CNET: Sony Music Woes Extend To Digital Sales
February 11, 2009 at 5:23 AM (PT)
The struggling music units of SONY CORP. and BERTELSMANN AG merged in 2004 so that a combined company could better fend off illegal file sharing and shrinking CD sales, writes CNET NEWS. The new recording company, named SONY BMG, was expected to wield the kind of resources that could challenge UNIVERSAL MUSIC GROUP as the largest of the four top labels. SONY BMG would own a chunk of U.S. music sales almost as big as UNIVERSAL's.
SONY is trying to regroup after buying out BERTELSMANN late last year.
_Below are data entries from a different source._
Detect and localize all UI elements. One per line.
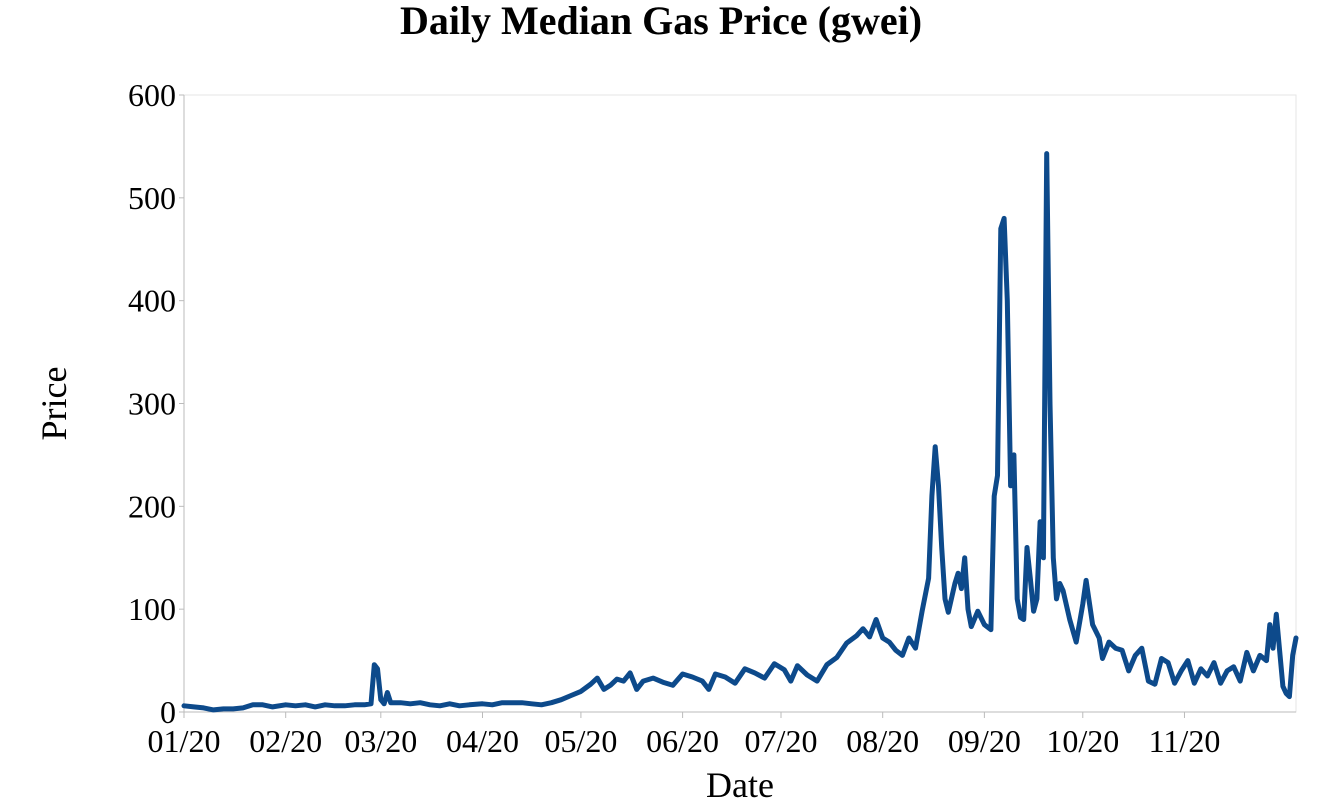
x-tick-label: 10/20 [1046,723,1119,759]
y-axis-label: Price [34,367,74,441]
plot-area [183,94,1297,713]
x-tick-label: 08/20 [846,723,919,759]
chart-title: Daily Median Gas Price (gwei) [399,0,923,43]
x-tick-label: 05/20 [544,723,617,759]
y-tick-label: 300 [128,386,176,422]
x-tick-label: 11/20 [1149,723,1221,759]
x-tick-label: 04/20 [446,723,519,759]
x-tick-label: 07/20 [745,723,818,759]
y-tick-label: 400 [128,283,176,319]
y-axis-ticks: 0 100 200 300 400 500 600 [128,77,184,730]
x-tick-label: 03/20 [344,723,417,759]
x-axis-label: Date [706,765,774,805]
y-tick-label: 600 [128,77,176,113]
y-tick-label: 500 [128,180,176,216]
x-tick-label: 06/20 [646,723,719,759]
x-tick-label: 01/20 [148,723,221,759]
y-tick-label: 100 [128,591,176,627]
x-tick-label: 02/20 [249,723,322,759]
x-axis-ticks: 01/20 02/20 03/20 04/20 05/20 06/20 07/20 08/20… [148,712,1221,759]
series-line [181,151,1299,713]
y-tick-label: 200 [128,488,176,524]
x-tick-label: 09/20 [948,723,1021,759]
y-tick-label: 0 [160,694,176,730]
It remains the second-largest recording company and currently has the No. 1 album in the country: BRUCE SPRINGSTEEN's "Working on a Dream." SONY MUSIC could also become the first major to renew its music licensing agreement with YOUTUBE, according to sources close to the deal.
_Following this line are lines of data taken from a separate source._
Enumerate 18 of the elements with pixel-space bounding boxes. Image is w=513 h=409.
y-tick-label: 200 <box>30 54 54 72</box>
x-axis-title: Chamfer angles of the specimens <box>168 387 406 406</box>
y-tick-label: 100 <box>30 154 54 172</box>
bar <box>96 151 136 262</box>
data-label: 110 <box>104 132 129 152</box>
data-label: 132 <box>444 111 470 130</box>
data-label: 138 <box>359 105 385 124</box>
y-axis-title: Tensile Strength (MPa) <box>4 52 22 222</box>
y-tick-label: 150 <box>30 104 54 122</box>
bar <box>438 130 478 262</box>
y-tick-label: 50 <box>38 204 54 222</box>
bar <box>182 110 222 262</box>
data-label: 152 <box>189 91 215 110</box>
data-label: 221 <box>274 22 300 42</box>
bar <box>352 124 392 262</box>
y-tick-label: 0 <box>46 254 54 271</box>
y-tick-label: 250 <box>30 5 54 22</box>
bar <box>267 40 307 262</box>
As for SONY MUSIC's digital efforts, the news isn't any less gloomy. The company's market share of digital album and song sales has plunged from 28.6% at the time of the merger to 22.5%.
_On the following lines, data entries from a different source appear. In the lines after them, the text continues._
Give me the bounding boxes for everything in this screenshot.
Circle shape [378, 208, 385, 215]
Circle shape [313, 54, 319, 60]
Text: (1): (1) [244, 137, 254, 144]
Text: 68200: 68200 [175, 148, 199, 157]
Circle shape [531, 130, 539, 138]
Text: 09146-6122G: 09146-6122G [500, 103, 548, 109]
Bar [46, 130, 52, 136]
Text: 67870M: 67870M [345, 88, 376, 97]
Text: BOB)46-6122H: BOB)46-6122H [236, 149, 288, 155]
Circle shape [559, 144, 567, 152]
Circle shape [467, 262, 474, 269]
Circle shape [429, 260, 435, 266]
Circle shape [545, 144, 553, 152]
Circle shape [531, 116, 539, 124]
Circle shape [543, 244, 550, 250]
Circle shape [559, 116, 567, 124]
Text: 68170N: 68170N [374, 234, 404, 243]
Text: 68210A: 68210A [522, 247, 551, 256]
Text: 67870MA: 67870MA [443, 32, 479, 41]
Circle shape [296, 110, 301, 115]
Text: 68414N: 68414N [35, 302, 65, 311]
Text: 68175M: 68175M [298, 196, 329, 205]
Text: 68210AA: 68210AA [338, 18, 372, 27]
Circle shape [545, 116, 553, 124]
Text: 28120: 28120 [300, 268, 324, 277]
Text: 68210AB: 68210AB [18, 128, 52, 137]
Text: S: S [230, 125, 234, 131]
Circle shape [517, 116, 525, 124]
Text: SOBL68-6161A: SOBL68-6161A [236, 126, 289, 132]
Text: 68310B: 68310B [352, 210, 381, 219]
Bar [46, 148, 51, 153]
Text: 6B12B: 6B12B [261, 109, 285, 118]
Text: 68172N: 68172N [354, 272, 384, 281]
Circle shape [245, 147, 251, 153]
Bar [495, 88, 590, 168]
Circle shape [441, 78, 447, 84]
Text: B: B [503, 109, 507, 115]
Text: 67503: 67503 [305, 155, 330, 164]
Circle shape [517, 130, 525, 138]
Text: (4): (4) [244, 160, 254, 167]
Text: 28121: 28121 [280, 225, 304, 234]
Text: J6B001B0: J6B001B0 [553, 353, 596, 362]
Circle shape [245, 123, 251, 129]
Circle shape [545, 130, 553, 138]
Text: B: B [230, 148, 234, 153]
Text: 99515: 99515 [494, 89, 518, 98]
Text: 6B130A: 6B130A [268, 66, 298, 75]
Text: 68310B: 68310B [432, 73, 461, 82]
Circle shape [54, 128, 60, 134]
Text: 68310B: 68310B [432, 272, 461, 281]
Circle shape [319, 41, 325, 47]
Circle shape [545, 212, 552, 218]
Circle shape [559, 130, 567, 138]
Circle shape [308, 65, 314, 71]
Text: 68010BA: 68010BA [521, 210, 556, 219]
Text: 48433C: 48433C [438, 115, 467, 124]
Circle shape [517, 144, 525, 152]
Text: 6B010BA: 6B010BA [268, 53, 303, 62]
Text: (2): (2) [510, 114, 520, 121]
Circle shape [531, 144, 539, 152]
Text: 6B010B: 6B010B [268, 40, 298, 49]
On the technology side of the house, insiders say SONY has struggled to recover from the Rootkit scandal. In 2005, SONY attempted to quietly place copy-prevention software on CDs. The technology, however, opened security holes on a person's hard drive when a CD was loaded into a computer. The software made the PC vulnerable to malware.
SONY was sued by several parties and was widely attacked by the public and press.